History

United States
- Name: USS Greyhound
- Namesake: Previous name retained
- Builder: Great Lakes Boatbuilding Corporation, Milwaukee, Wisconsin
- Completed: 1916
- Acquired: 20 June 1917
- Fate: Sold 2 July 1919
- Notes: Operated as private motorboat Greyhound 1916-1917

General characteristics
- Type: Patrol vessel
- Tonnage: 135 gross register tons
- Length: 40 ft (12 m)
- Beam: 9 ft (2.7 m)
- Draft: 2 ft 3 in (0.69 m)
- Speed: 18 knots
- Armament: 1 × 1-pounder gun

= USS Greyhound (SP-437) =

Patrol vessel of the United States Navy

The second USS Greyhound (SP-437) was a United States Navy patrol vessel in commission from 1917 to 1919.

Greyhound was built in 1916 as a private motorboat of the same name by the Great Lakes Boatbuilding Corporation at Milwaukee, Wisconsin. On 20 June 1917, the U.S. Navy purchased Greyhound at Key West, Florida, from Mrs.
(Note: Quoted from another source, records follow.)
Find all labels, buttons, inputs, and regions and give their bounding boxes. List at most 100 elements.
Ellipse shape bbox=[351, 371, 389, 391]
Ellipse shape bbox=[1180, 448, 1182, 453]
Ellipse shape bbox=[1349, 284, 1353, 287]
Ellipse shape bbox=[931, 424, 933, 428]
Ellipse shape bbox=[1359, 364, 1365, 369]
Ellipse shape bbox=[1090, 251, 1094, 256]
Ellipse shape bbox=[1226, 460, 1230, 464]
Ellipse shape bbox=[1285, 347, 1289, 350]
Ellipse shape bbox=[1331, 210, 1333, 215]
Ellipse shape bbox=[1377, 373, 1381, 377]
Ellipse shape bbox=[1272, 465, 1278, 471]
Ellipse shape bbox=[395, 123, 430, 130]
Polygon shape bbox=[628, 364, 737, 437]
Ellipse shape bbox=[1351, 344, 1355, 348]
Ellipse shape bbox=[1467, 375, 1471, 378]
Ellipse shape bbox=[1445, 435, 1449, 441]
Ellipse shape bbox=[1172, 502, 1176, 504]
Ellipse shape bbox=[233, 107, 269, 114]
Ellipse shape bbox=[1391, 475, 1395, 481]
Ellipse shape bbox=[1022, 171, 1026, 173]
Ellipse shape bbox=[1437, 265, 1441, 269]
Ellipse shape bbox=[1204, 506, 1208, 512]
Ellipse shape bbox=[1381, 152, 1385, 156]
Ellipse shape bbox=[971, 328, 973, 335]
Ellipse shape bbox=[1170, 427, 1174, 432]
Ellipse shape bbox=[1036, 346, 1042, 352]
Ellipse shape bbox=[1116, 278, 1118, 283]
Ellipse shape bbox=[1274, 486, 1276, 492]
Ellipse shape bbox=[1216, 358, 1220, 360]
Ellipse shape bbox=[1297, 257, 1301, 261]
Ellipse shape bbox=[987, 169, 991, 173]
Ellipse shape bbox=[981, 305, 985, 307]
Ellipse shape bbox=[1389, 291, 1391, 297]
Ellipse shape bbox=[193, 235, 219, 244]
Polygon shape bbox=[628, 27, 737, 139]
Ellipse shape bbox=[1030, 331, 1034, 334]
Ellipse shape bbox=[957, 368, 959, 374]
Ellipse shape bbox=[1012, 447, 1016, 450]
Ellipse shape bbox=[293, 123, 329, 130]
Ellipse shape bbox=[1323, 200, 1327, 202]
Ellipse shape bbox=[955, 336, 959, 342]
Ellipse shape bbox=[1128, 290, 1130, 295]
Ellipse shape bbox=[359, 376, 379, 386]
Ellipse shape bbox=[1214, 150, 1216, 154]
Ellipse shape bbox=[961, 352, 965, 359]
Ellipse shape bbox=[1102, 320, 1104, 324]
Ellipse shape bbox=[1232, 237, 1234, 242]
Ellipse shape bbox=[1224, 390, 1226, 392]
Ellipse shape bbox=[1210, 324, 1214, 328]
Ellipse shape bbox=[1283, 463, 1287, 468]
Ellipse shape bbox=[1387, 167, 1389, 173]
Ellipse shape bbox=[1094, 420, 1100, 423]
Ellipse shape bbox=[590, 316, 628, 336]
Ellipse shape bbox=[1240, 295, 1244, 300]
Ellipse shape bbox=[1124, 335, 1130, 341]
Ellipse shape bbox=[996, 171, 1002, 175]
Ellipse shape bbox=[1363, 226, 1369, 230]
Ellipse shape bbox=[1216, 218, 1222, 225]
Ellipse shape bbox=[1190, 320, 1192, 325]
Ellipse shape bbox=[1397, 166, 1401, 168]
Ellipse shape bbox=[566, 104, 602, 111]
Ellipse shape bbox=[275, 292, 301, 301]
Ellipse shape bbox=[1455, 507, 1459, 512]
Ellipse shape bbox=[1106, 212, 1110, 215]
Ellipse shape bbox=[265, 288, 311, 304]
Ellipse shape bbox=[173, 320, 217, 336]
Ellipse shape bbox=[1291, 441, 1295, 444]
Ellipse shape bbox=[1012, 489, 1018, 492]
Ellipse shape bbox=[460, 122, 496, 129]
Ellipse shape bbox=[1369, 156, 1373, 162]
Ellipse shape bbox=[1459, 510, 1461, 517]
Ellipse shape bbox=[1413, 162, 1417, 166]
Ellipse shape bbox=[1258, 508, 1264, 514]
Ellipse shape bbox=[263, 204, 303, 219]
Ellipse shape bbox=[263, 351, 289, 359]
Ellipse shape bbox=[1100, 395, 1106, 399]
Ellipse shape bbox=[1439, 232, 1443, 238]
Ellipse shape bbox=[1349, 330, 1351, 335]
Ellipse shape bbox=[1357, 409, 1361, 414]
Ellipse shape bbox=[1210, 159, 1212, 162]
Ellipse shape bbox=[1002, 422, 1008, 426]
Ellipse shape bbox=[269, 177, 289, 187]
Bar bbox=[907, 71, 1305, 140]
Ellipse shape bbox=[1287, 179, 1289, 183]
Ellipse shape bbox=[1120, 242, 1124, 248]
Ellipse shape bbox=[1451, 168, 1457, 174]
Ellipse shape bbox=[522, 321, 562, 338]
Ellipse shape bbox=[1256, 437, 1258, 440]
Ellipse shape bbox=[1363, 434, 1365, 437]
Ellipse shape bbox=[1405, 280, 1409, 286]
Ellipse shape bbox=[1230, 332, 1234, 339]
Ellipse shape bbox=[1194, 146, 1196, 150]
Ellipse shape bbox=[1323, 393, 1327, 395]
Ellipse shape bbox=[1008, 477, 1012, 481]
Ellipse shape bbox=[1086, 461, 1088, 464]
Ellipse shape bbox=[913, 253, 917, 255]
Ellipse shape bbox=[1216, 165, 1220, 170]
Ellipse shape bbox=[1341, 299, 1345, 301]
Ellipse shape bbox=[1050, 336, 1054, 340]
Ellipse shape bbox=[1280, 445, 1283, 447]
Ida W. Seybert for use as a section patrol vessel during World War I. She was commissioned as USS Greyhound (SP-437).

Assigned to the 7th Naval District, Greyhound served on patrol duty in Florida waters at Tampa Bay and in Key West Harbor for the remainder of World War I and into 1919.

Decommissioned after World War I, Greyhound was sold on 2 July 1919.